Operator packet decoder and helpers:

(defn decode-length-type-packet [version type bits op]
  (let [[length-str init-bits] (split-at 15 bits)
        length (Long/parseLong (apply str length-str) 2)
        [bits sub-packets] (loop [sub-packets []
                                  bits init-bits]
                             (if (= length (- (count init-bits) (count bits)))
                               [bits sub-packets]
                               (let [[bits packets] (parse-packets bits)]
                                 (recur (into sub-packets packets) bits))))]
    [bits [{:version version :op op :type type :sub-packets sub-packets}]]))

(defn decode-count-type-packet [version type bits op]
  (let [[count-str bits] (split-at 11 bits)
        sub-packet-count (Long/parseLong (apply str count-str) 2)
        [bits sub-packets] (loop [bits bits
                                  sub-packets []]
                             (if (= (count sub-packets) sub-packet-count)
                               [bits sub-packets]
                               (let [[bits packets] (parse-packets bits)]
                                 (recur bits (into sub-packets packets)))))]
    [bits [{:version version :op op :type type :sub-packets sub-packets}]]))

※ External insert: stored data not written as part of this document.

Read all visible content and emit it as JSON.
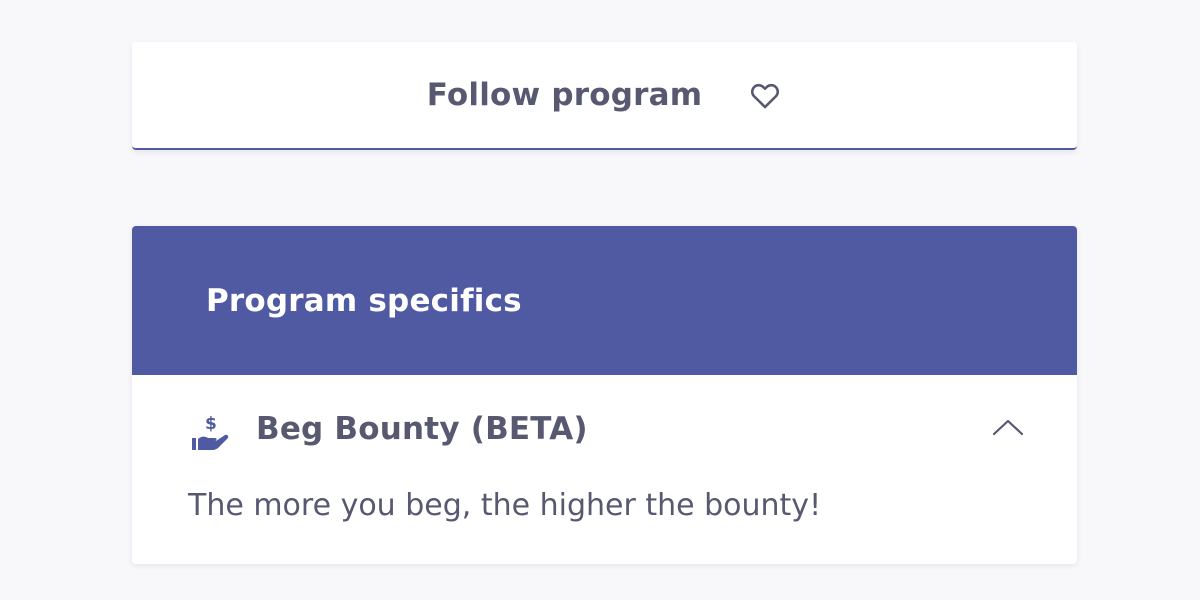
{
  "follow": {
    "label": "Follow program",
    "icon": "heart-outline-icon"
  },
  "specifics": {
    "title": "Program specifics",
    "header_color": "#4f5aa2",
    "item": {
      "icon": "hand-dollar-icon",
      "title": "Beg Bounty (BETA)",
      "expanded": true,
      "toggle_icon": "chevron-up-icon",
      "description": "The more you beg, the higher the bounty!"
    }
  }
}
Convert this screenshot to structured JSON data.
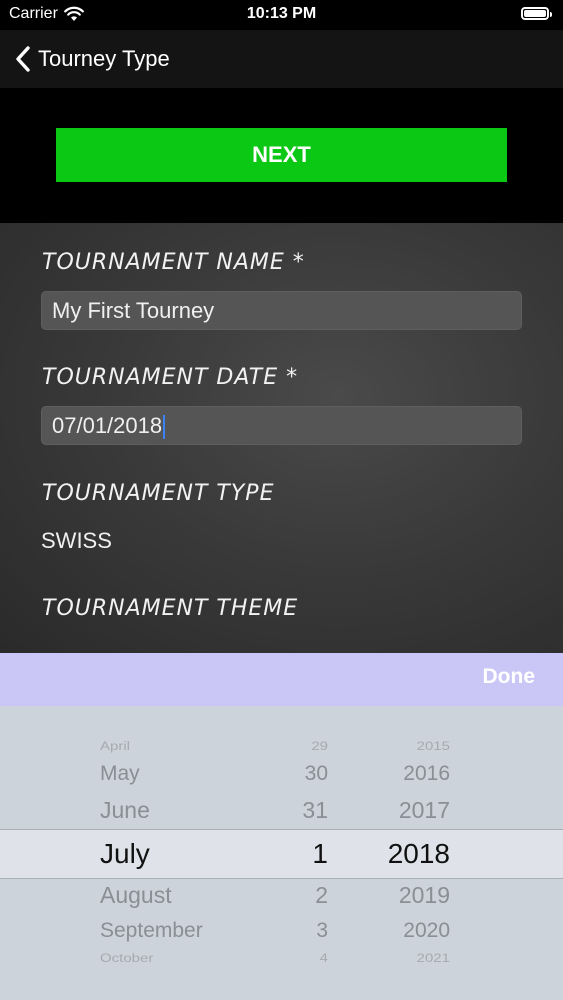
{
  "status_bar": {
    "carrier": "Carrier",
    "time": "10:13 PM",
    "battery_level": 1.0
  },
  "nav": {
    "back_label": "Tourney Type"
  },
  "actions": {
    "next_label": "NEXT"
  },
  "form": {
    "name_label": "TOURNAMENT NAME *",
    "name_value": "My First Tourney",
    "date_label": "TOURNAMENT DATE *",
    "date_value": "07/01/2018",
    "type_label": "TOURNAMENT TYPE",
    "type_value": "SWISS",
    "theme_label": "TOURNAMENT THEME"
  },
  "picker": {
    "done_label": "Done",
    "months": [
      "April",
      "May",
      "June",
      "July",
      "August",
      "September",
      "October"
    ],
    "days": [
      "29",
      "30",
      "31",
      "1",
      "2",
      "3",
      "4"
    ],
    "years": [
      "2015",
      "2016",
      "2017",
      "2018",
      "2019",
      "2020",
      "2021"
    ],
    "selected_index": 3
  },
  "colors": {
    "next_button": "#0ac814",
    "toolbar": "#cac7f6",
    "picker_bg": "#cdd3db"
  }
}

(defmethod decode-packets nil [version type bits]
  (let [[length-type-id & bits] bits
        op ({0 + 1 * 2 min 3 max 5 (bool-int >) 6 (bool-int <) 7 (bool-int =)}
    (if (= length-type-id \0)
      (decode-length-type-packet version type bits op)
      (decode-count-type-packet version type bits op))))

Instead of stuffing logic into the multimethod dispatch function, I left it here in this helper:

(defn parse-packets [bits]
  (let [[version bits] (split-at 3 bits)
        version (Long/parseLong (apply str version) 2)
        [type bits] (split-at 3 bits)
        type (Long/parseLong (apply str type) 2)]
    (decode-packets version type bits)))

Part 1 asks us to sum the versions parsed from the packets:

(defn version-sum [packets]
  (->> packets
       (mapcat #(tree-seq :sub-packets :sub-packets %))
       (map :version)
       (reduce +)))

(defn part-1 [hex]
  (let [[leftover-bits packets] (parse-packets (to-bit-seq hex))]
    (version-sum packets)))

  (part-1 input) := 951)

Part 2 asks us to evaluate the tree. Initially I had a separate multimethod here but there was a lot of duplication in its methods; it seemed at least more succinct to give each packet an operator earlier on.

(defn eval-packet [{:keys [type literal op sub-packets]}]
  (or literal (apply op (map eval-packet sub-packets))))

(defn part-2 [hex]
  (let [[leftover-bits packets] (parse-packets (to-bit-seq hex))]
    (eval-packet (first packets))))

  (time (part-2 input)) := 902198718880)  ; => 14.68375 ms

Satisfying, if not super clean. I hope this is a multi-day-er so that I can revisit it.